アルスは頷きながら、オースでの成功事例を簡潔に説明した。「オースでは観光産業に加え、地元の特産品を活用した商業が順調に成長しています。リース帝国の市場にも、同様に地元の特産品を輸出することで、さらなる発展を目指しています。特に、農産物を中心とした貿易を強化するべきだと考えています。」
ダット宰相が冷静に口を開く。「農産物か…確かにリース帝国は広大な領土を有しているが、特定の地域では農産物が不足していると聞く。我々の輸出品がうまくそれを補えるなら、双方にとって利益となるだろう。特に、サーナス領の農業都市カマで生産される高品質な穀物は、試験的に輸出するにふさわしいだろう。」
「その通りです。」アルスが同意する。「カマで生産される穀物や特産品をまずは小規模に輸出し、市場の反応を見ながら拡大を図るべきです。リース帝国での需要をしっかり把握した上で、計画を進める必要があります。」
ロフも深く頷き、考え込む。「試験輸出から始めるのは賢明だな。だが、問題は輸送だ。リース帝国は広大だが、我々からの距離もある。効率的な輸送手段をどう確保するかが課題だ。」
アルスはその点についても準備をしていた。「その点については、既に商務庁と連携を始めています。マリアナ王国内については国鉄で輸送します。商務庁はその先であるリース帝国への主要な輸送ルートを確保し、物流網を整えるための交渉を進めるつもりです。」
会議は順調に進み、貿易に向けた具体的な計画が徐々に固まっていった。だが、会議も終盤に差し掛かると、ロフが少し微笑みながら口を開いた。

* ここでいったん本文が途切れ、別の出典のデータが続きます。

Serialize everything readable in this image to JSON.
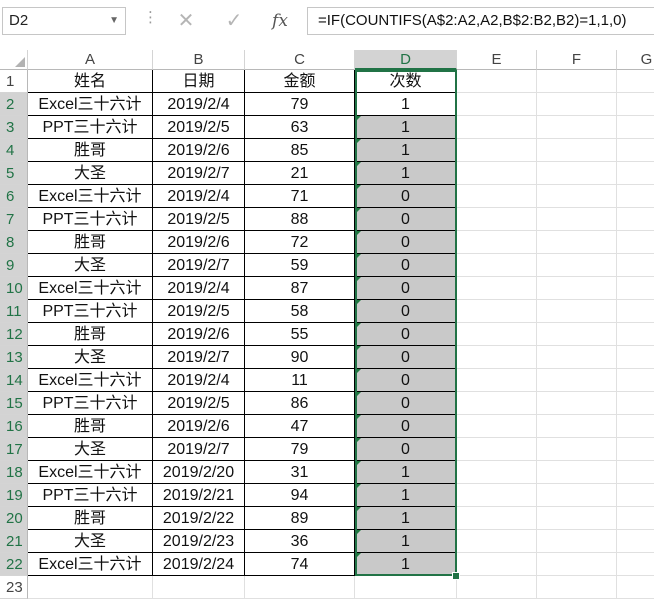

「ところで、アルス。リース帝国との貿易も重要だが、もう一つ大事なことがある。婚約についてはどう考えているのかね?」
突然の話題にアルスは一瞬戸惑ったが、冷静に返答した。「今はまだ公私を混同せず、仕事に専念すべきだと考えています。」
しかし、ロフは笑いながら言葉を続けた。「君の母上もリエラとの婚約を検討するよう言ってきたのではないか?それに、リエラは既にオースの代官としてもアルス君と深い関係にある。そろそろ決断を下す時期ではないか?」
その言葉を聞いて、宰相が穏やかな笑みを浮かべた。「婚約か…そうだな、アルス大臣。私の娘、イーナも君の補佐官を務めているが、彼女について考えたことはあるか?」
アルスはその言葉に少し驚いたが、すぐに冷静に対応した。「宰相閣下、イーナは優秀な補佐官です。ですが、婚約については慎重に考えたいと思っています。」
「それはそうだな。」宰相は微笑みを浮かべながらも、どこか含みを持たせた言い方で答えた。「だが、君には多くの選択肢がある。焦らずに決断を下せばいい。」
会議はその後、形式的な挨拶と共に終了したが、アルスの胸には複雑な感情が残った。リース帝国との貿易が新たな展開を迎えようとしている中、個人的な問題が次々と浮上してきたことに、彼は深く考え込んだ。
「まずは貿易を成功させることが最優先だ。婚約の話は…その後だな。」アルスは自らにそう言い聞かせ、再び仕事に集中することを決意した。